Smith was also one of the early pioneers of combining make-up with on-set "practical" special effects, beginning with The Exorcist (1973). Smith's expertise gained prominence and acclaim through the variety and ingenuity of his many effects for The Exorcist. "The Exorcist was really a turning point for make-up special effects," Rick Baker told The Washington Post in 2007. "Dick showed that makeup wasn't just about making people look scary or old, but had many applications. He figured out a way to make the welts swell up on Linda [Blair]'s stomach, to make her head spin around, and he created the vomit scenes." For the head spinning effect, Smith created a mechanical dummy.
Film work (1975–1989)
Smith also created the make-up for Robert De Niro's Travis Bickle character in Taxi Driver (1976), as well as creating the effects for the blood-drenched finale.
With Paul LeBlanc, he won an Academy Award for Best Make-up for his work on Amadeus (1984).
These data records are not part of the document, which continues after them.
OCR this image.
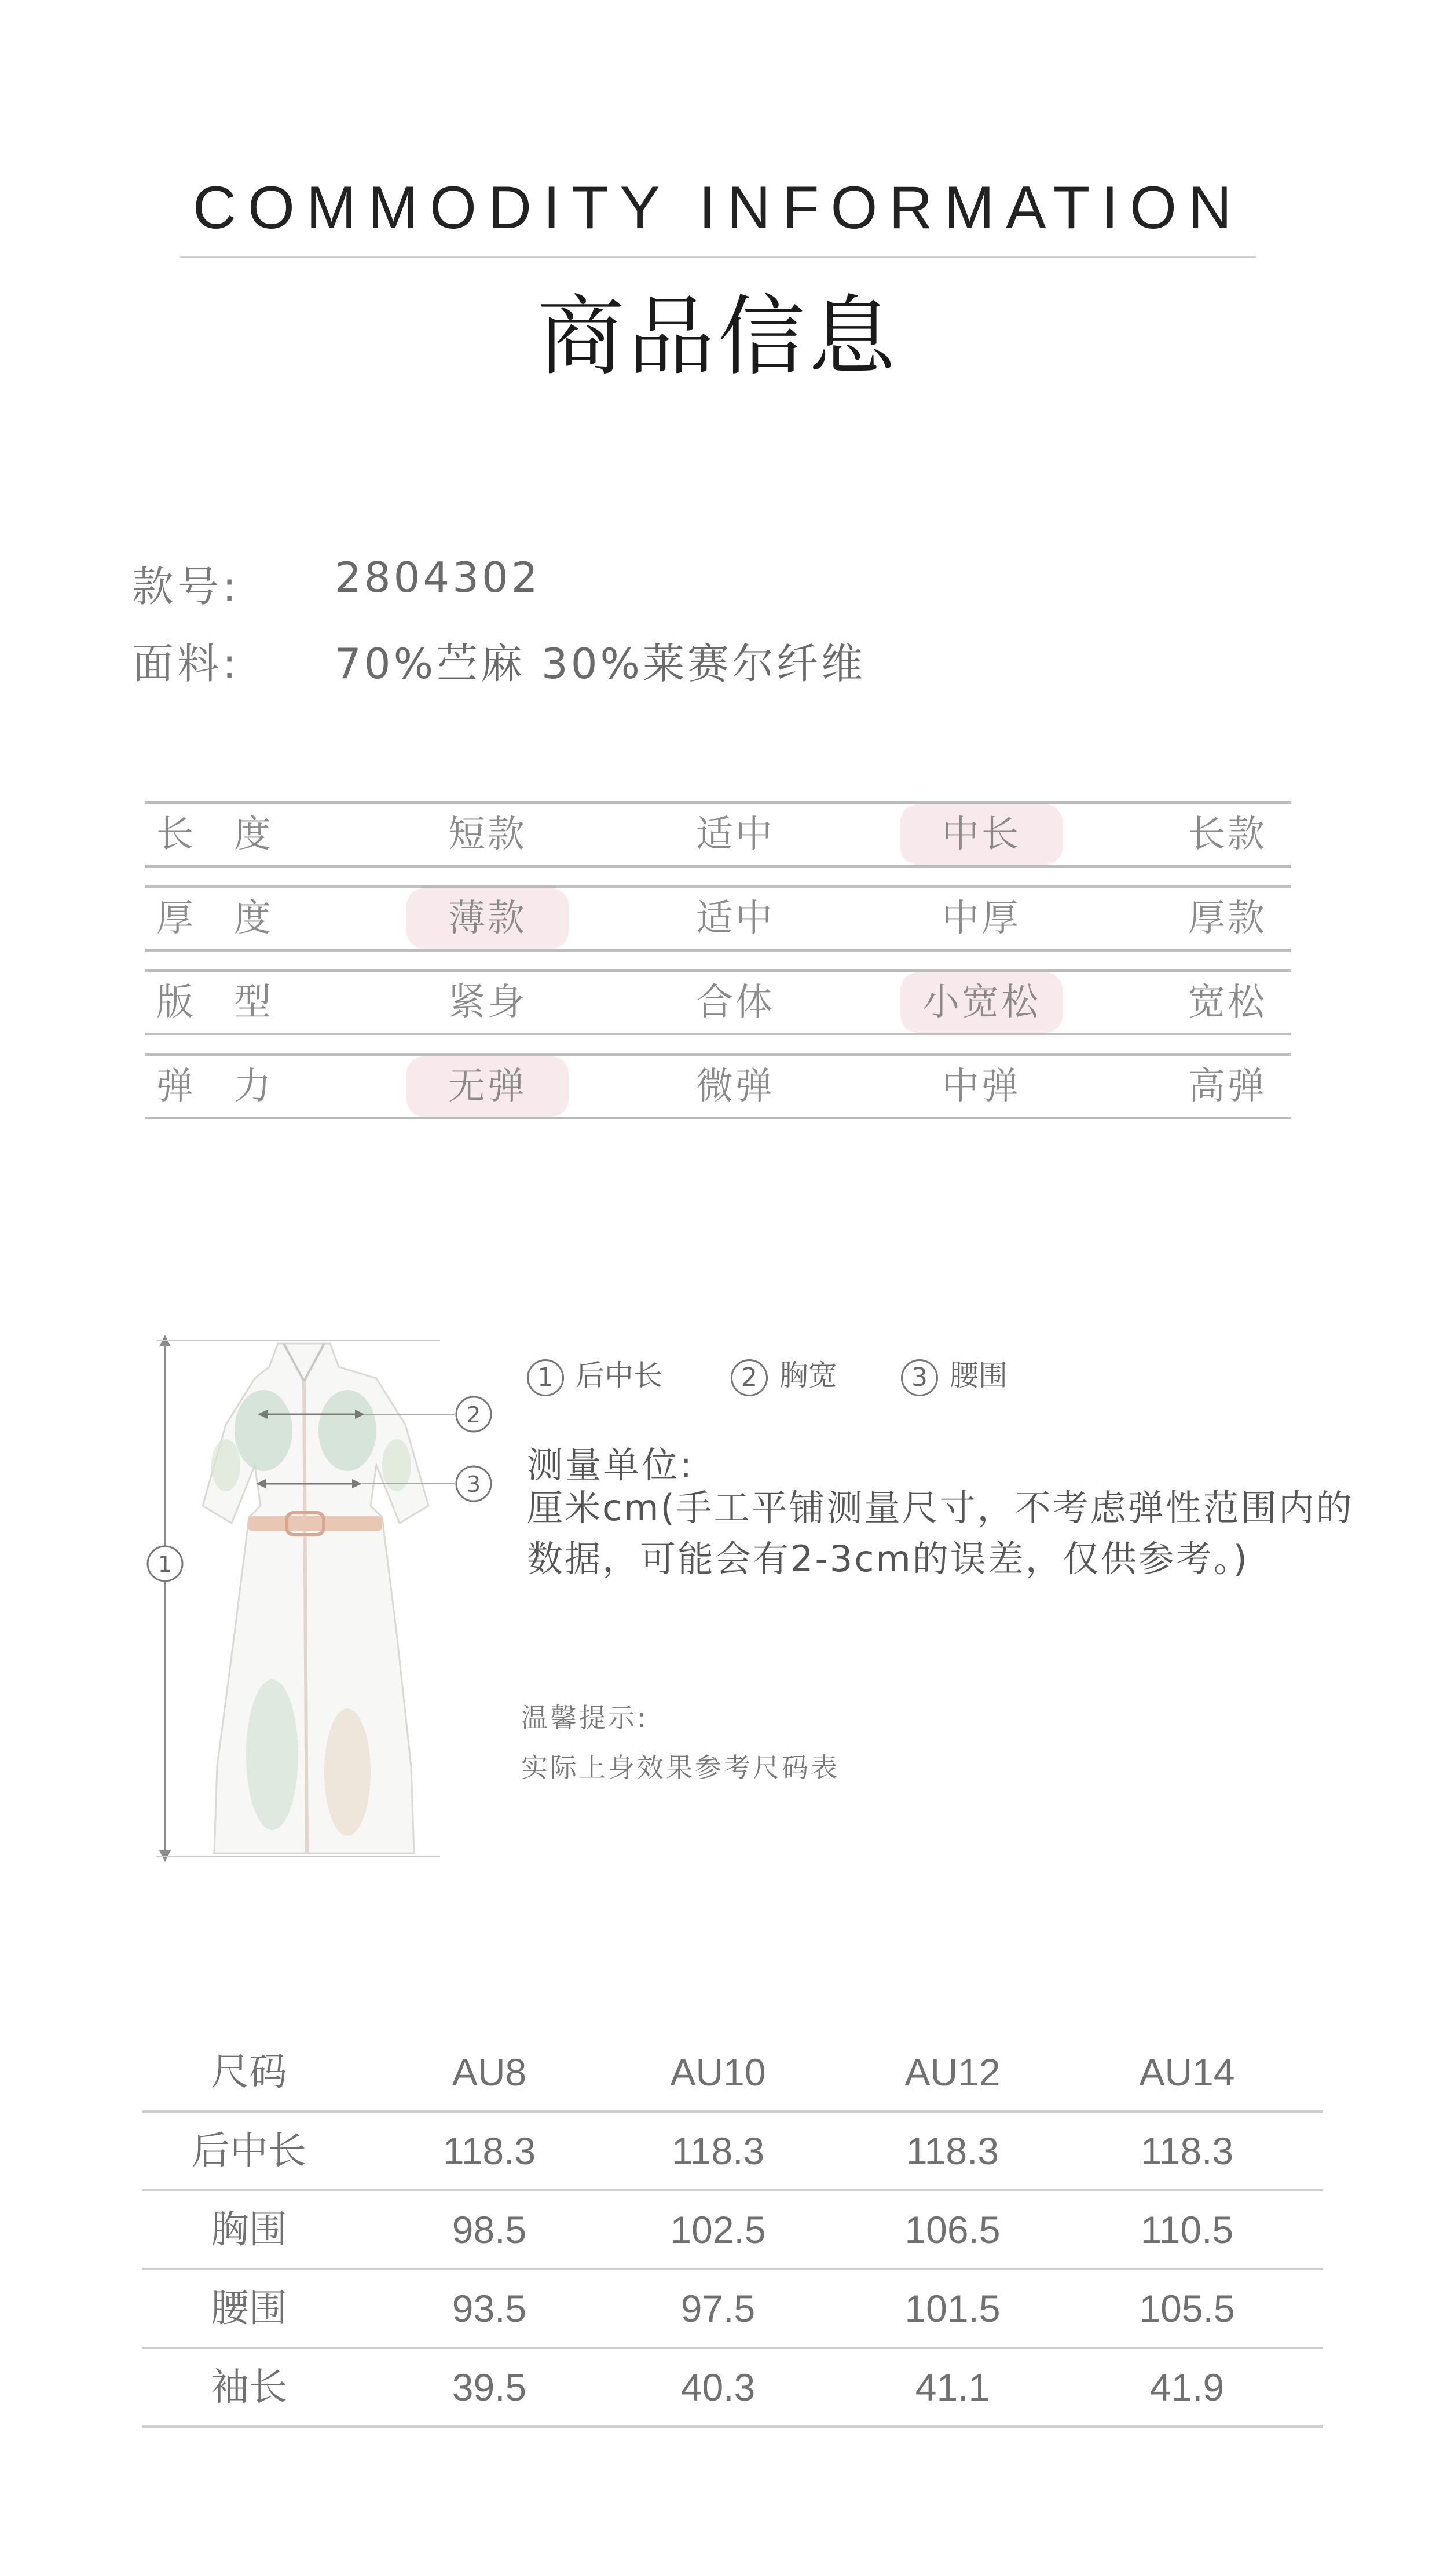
COMMODITY INFORMATION
商品信息
款号: 2804302
面料: 70%苎麻 30%莱赛尔纤维
长度	短款	适中	中长	长款
厚度	薄款	适中	中厚	厚款
版型	紧身	合体	小宽松	宽松
弹力	无弹	微弹	中弹	高弹
1
2
3
1 后中长	2 胸宽	3 腰围
测量单位:
厘米cm(手工平铺测量尺寸，不考虑弹性范围内的数据，可能会有2-3cm的误差，仅供参考。)
温馨提示:
实际上身效果参考尺码表
尺码	AU8	AU10	AU12	AU14
后中长	118.3	118.3	118.3	118.3
胸围	98.5	102.5	106.5	110.5
腰围	93.5	97.5	101.5	105.5
袖长	39.5	40.3	41.1	41.9
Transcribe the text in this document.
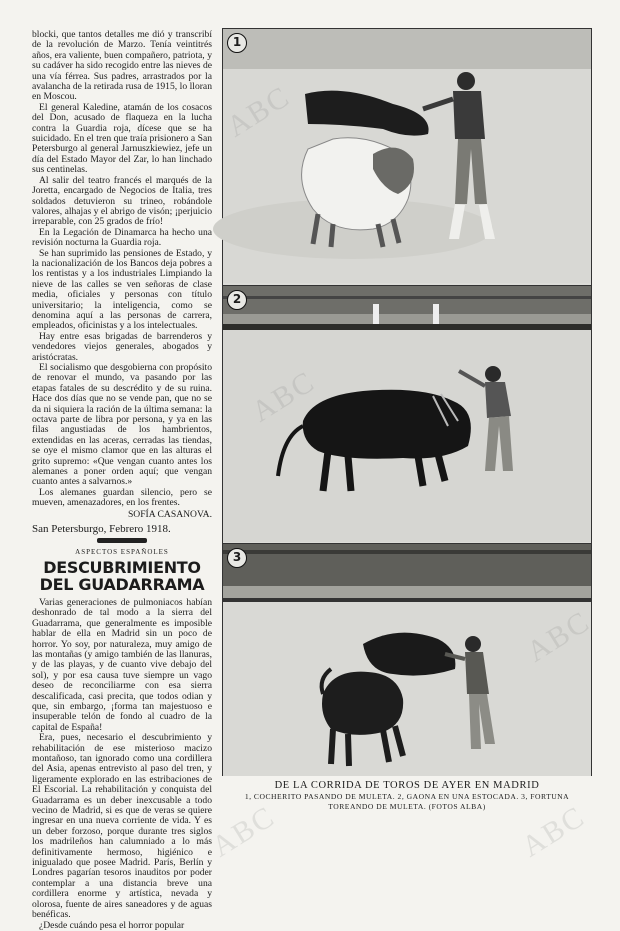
blocki, que tantos detalles me dió y transcribí de la revolución de Marzo. Tenía veintitrés años, era valiente, buen compañero, patriota, y su cadáver ha sido recogido entre las nieves de una vía férrea. Sus padres, arrastrados por la avalancha de la retirada rusa de 1915, lo lloran en Moscou.

El general Kaledine, atamán de los cosacos del Don, acusado de flaqueza en la lucha contra la Guardia roja, dícese que se ha suicidado. En el tren que traía prisionero a San Petersburgo al general Jarnuszkiewiez, jefe un día del Estado Mayor del Zar, lo han linchado sus centinelas.

Al salir del teatro francés el marqués de la Joretta, encargado de Negocios de Italia, tres soldados detuvieron su trineo, robándole valores, alhajas y el abrigo de visón; ¡perjuicio irreparable, con 25 grados de frío!

En la Legación de Dinamarca ha hecho una revisión nocturna la Guardia roja.

Se han suprimido las pensiones de Estado, y la nacionalización de los Bancos deja pobres a los rentistas y a los industriales Limpiando la nieve de las calles se ven señoras de clase media, oficiales y personas con título universitario; la inteligencia, como se denomina aquí a las personas de carrera, empleados, oficinistas y a los intelectuales.

Hay entre esas brigadas de barrenderos y vendedores viejos generales, abogados y aristócratas.

El socialismo que desgobierna con propósito de renovar el mundo, va pasando por las etapas fatales de su descrédito y de su ruina. Hace dos días que no se vende pan, que no se da ni siquiera la ración de la última semana: la octava parte de libra por persona, y ya en las filas angustiadas de los hambrientos, extendidas en las aceras, cerradas las tiendas, se oye el mismo clamor que en las alturas el grito supremo: «Que vengan cuanto antes los alemanes a poner orden aquí; que vengan cuanto antes a salvarnos.»

Los alemanes guardan silencio, pero se mueven, amenazadores, en los frentes.

SOFÍA CASANOVA.

San Petersburgo, Febrero 1918.

ASPECTOS ESPAÑOLES
DESCUBRIMIENTO DEL GUADARRAMA

Varias generaciones de pulmoniacos habían deshonrado de tal modo a la sierra del Guadarrama, que generalmente es imposible hablar de ella en Madrid sin un poco de horror. Yo soy, por naturaleza, muy amigo de las montañas (y amigo también de las llanuras, y de las playas, y de cuanto vive debajo del sol), y por esa causa tuve siempre un vago deseo de reconciliarme con esa sierra descalificada, casi precita, que todos odian y que, sin embargo, ¡forma tan majestuoso e insuperable telón de fondo al cuadro de la capital de España!

Era, pues, necesario el descubrimiento y rehabilitación de ese misterioso macizo montañoso, tan ignorado como una cordillera del Asia, apenas entrevisto al paso del tren, y ligeramente explorado en las estribaciones de El Escorial. La rehabilitación y conquista del Guadarrama es un deber inexcusable a todo vecino de Madrid, si es que de veras se quiere ingresar en una nueva corriente de vida. Y es un deber forzoso, porque durante tres siglos los madrileños han calumniado a lo más definitivamente hermoso, higiénico e inigualado que posee Madrid. París, Berlín y Londres pagarían tesoros inauditos por poder contemplar a una distancia breve una cordillera enorme y artística, nevada y olorosa, fuente de aires saneadores y de aguas benéficas.

¿Desde cuándo pesa el horror popular

1
2
3
DE LA CORRIDA DE TOROS DE AYER EN MADRID
1, COCHERITO PASANDO DE MULETA. 2, GAONA EN UNA ESTOCADA. 3, FORTUNA TOREANDO DE MULETA. (FOTOS ALBA)
ABC	ABC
Once again, he had to age a leading actor in the film. For the film he transformed the 44-year-old F. Murray Abraham, as Antonio Salieri, into an elderly man. "Once I looked into a mirror, at my face, I felt like it was completely convincing," Murray Abraham once commented. "Actors have to feel like they are the person they are portraying. I think my work has helped many to achieve that," Smith once said.
Smith received a second Academy Award nomination for his work on Dad (1989), for which he was required to age Jack Lemmon, then in his mid-60s, into an octogenarian.
Later life (1990–2014)
He later worked on films such as Death Becomes Her (1992), Forever Young (1992) and House on Haunted Hill (1999), his last credit. In later life, Smith concentrated on teaching his methods to up-and-coming make-up artists. Smith was awarded an Academy Honorary Award for his life's work in November 2011, the first ever make-up artist to be so honored.
Smith died in Los Angeles on July 30, 2014 at the age of 92, survived by two sons.